Page 184 of Elven Crown

Then the coughing started. The seizing burn in her chest. The pressure that felt as though it would never let up. Not soon enough to catch her next sorely needed breath.

Her coughing grew more strained by the second, chest squeezing, throat constricted, the unwavering dizziness making it impossible to move, or think, or even try to help herself.

The entire awful, debilitating experience was all too familiar. As Rebecca lay on her side on the balcony, struggling to breathe, fighting back the panic threatening to overtake her again, other lights within the theater hall that hadn’t been in use before her team’s arrival now surged on with a brightening glow and a crackling buzz.

They illuminated the auditorium, top to bottom.

And here she lay, alone, shielded by the lip of the balcony, with no one there to help her. No one to even notice her struggle in what she was now sure were her last moments.

No, no, no, no…

Her racing heartbeat thudded in her ears like an overzealous war drum. How had she been so wrong? How had she failed to completely heal herself that night at the Old Joliet Prison, when she’d risked far more than she could afford to rid herself of the homunculus poison that had taken her down just like this?

How could she have missed the last traces of it that had clearly been lying dormant all this time, waiting for the moment she pushed herself just a little too far so it could finally take her out for good?

No other explanation made any sense.

Rebecca had miscalculated by epic proportions. She had doomed herself in her fights against Hector Faad’s homunculi, irrevocably changing her magic. And now, every time it was necessary to use it the way she’d used it now, it would fail her just like this.

She had failed to foresee the single weakest point in all her secrecy and careful planning, and now, the poison she’d thought she’d eradicated had returned with a vengeance, intent on wiping her out and rendering her useless.

Rebecca was done for.

If these resulted from using her Bloodshadow magic every time her only choice was to break her promise to herself and use it anyway, she couldn’t use it at all after this.

Now her vision faded, darkening and blurring not just at the edges but everywhere and all at once. The pounding of her heartbeat in her ears grew fainter, drowned out by constant ringing that eventually became the only sound.

Then she realized the inevitable truth.

She had tried so hard to be something she wasn’t, and in doing, so she’d killed herself.

And now no one would ever know the truth of what had happened.

48

Somehow, over the rush of Rebecca’s growing panic, and the pounding of her pulse in her ears, and the burning in her chest threatening to consume her and drag her down into the darkness forever, she heard other sounds throughout the theater hall.

Gasps and groans in multiple voices. Grunts of effort and heavy breathing. Staggered footsteps. The click of weapons being picked up off the ground or set aside for the moment.
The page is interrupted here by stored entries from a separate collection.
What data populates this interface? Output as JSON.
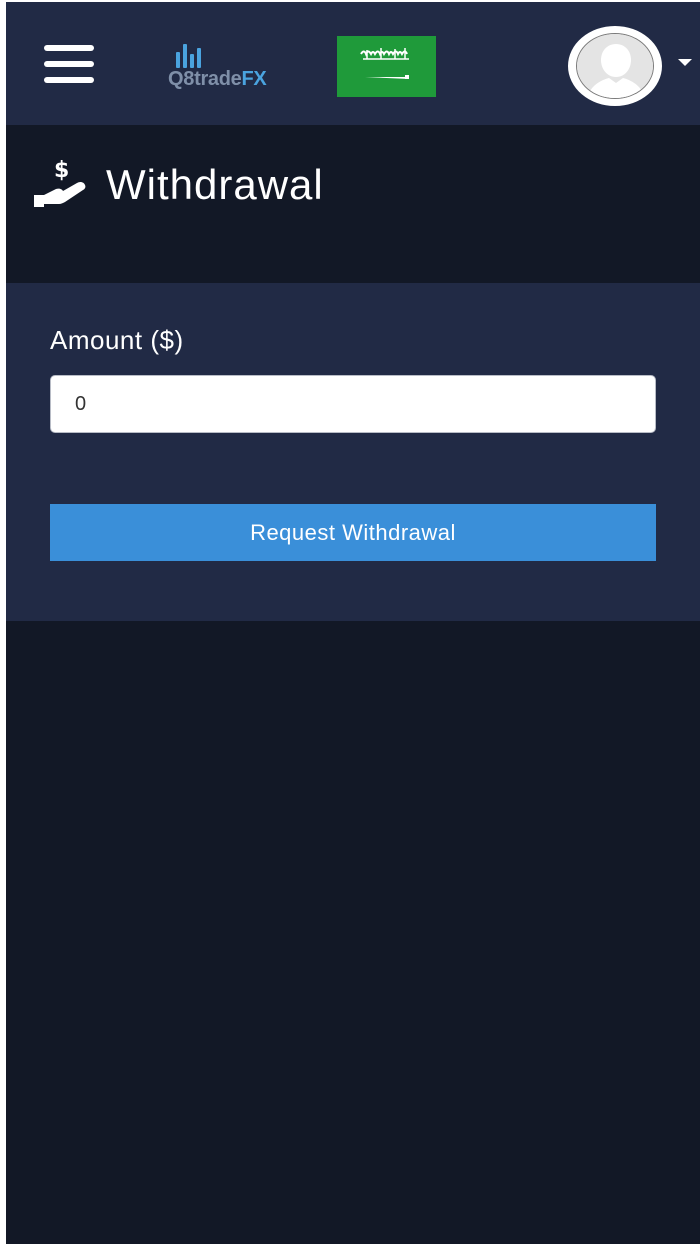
{
  "brand": {
    "logo_text_primary": "Q8trade",
    "logo_text_accent": "FX",
    "colors": {
      "primary": "#7f8fa8",
      "accent": "#4aa3df"
    }
  },
  "topbar": {
    "menu_icon": "hamburger-menu-icon",
    "language_flag": "saudi-arabia-flag",
    "avatar_icon": "user-avatar-icon",
    "dropdown_icon": "caret-down-icon"
  },
  "page": {
    "title": "Withdrawal",
    "title_icon": "hand-dollar-icon"
  },
  "form": {
    "amount_label": "Amount ($)",
    "amount_value": "0",
    "submit_label": "Request Withdrawal"
  },
  "colors": {
    "topbar_bg": "#212a45",
    "page_bg": "#121826",
    "button": "#3a8fd9",
    "flag_green": "#1f9a3a"
  }
}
Someone hissed, followed by a short-lived scuffle, two zapping magitek rounds fired, and a final squawk of surprise and defeat before two more heavy thumps hit the ground.
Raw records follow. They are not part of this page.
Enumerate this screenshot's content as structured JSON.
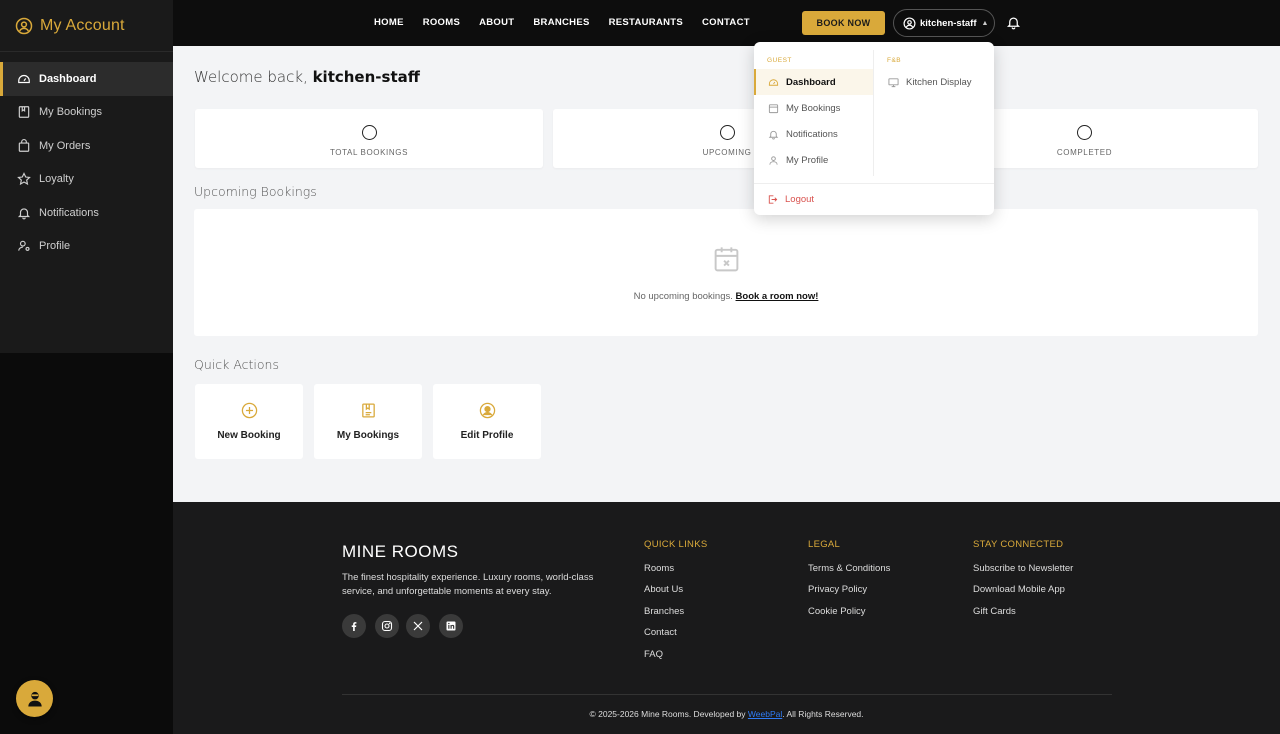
{
  "sidebar": {
    "brand": "My Account",
    "items": [
      {
        "label": "Dashboard",
        "icon": "dashboard-icon"
      },
      {
        "label": "My Bookings",
        "icon": "book-icon"
      },
      {
        "label": "My Orders",
        "icon": "bag-icon"
      },
      {
        "label": "Loyalty",
        "icon": "star-icon"
      },
      {
        "label": "Notifications",
        "icon": "bell-icon"
      },
      {
        "label": "Profile",
        "icon": "user-cog-icon"
      }
    ]
  },
  "header": {
    "nav": [
      "HOME",
      "ROOMS",
      "ABOUT",
      "BRANCHES",
      "RESTAURANTS",
      "CONTACT"
    ],
    "book_now": "BOOK NOW",
    "username": "kitchen-staff"
  },
  "dropdown": {
    "guest_heading": "GUEST",
    "guest_items": [
      "Dashboard",
      "My Bookings",
      "Notifications",
      "My Profile"
    ],
    "fb_heading": "F&B",
    "fb_items": [
      "Kitchen Display"
    ],
    "logout": "Logout"
  },
  "main": {
    "welcome_prefix": "Welcome back,",
    "welcome_name": "kitchen-staff",
    "stats": [
      {
        "label": "TOTAL BOOKINGS"
      },
      {
        "label": "UPCOMING"
      },
      {
        "label": "COMPLETED"
      }
    ],
    "upcoming_title": "Upcoming Bookings",
    "empty_text": "No upcoming bookings.",
    "empty_link": "Book a room now!",
    "quick_actions_title": "Quick Actions",
    "quick_actions": [
      {
        "label": "New Booking",
        "icon": "plus-circle-icon"
      },
      {
        "label": "My Bookings",
        "icon": "book-icon"
      },
      {
        "label": "Edit Profile",
        "icon": "user-circle-icon"
      }
    ]
  },
  "footer": {
    "brand": "MINE ROOMS",
    "description": "The finest hospitality experience. Luxury rooms, world-class service, and unforgettable moments at every stay.",
    "quick_links_title": "QUICK LINKS",
    "quick_links": [
      "Rooms",
      "About Us",
      "Branches",
      "Contact",
      "FAQ"
    ],
    "legal_title": "LEGAL",
    "legal_links": [
      "Terms & Conditions",
      "Privacy Policy",
      "Cookie Policy"
    ],
    "stay_title": "STAY CONNECTED",
    "stay_links": [
      "Subscribe to Newsletter",
      "Download Mobile App",
      "Gift Cards"
    ],
    "copyright_prefix": "© 2025-2026 Mine Rooms. Developed by",
    "copyright_link": "WeebPal",
    "copyright_suffix": ". All Rights Reserved."
  },
  "colors": {
    "accent": "#d9a93a",
    "sidebar_bg": "#1a1a1a",
    "header_bg": "#0d0d0d",
    "footer_bg": "#1a1a1b",
    "logout": "#d9534f"
  }
}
Clearly, Rebecca hadn’t takeneveryspark fromeveryenemy combatant in the building. She just hoped whoever had been the target of those final shots wasn’t one of her operatives she’d been trying to protect.

More groans and thumps, coughing and sniffing, then Rebecca could hear nothing over the sound of her own wracking coughs when another fit of desperate breathlessness overcame her.

Maybe her coughing echoed across the theater hall from the balcony, or maybe it merely echoed in her mind. Other than her rising panic at the realization that she’d just endangered her own life with last-minute recklessness. Again.

For someone who couldn’t breathe and had surely just killed herself by using her own secret magic, though, she still managed enough breath to keep coughing without asphyxiating.

“Someone give me a headcount,” Maxwell called down below.

A multitude of different voices barked out responses Rebecca couldn’t decipher, her vision still darkening, her lungs burning, her chest as heavy and tight now as if someone had set the magitek bomb right down on the center of it.

“Praise the Shadowed Seat...” Rowan murmured.

It was a rough translation from old-world Xaharí, but the meaning was still perfectly clear.

Still, the Shadowed Seat had nothing to do with their mission tonight. This had all been Rebecca and no one else.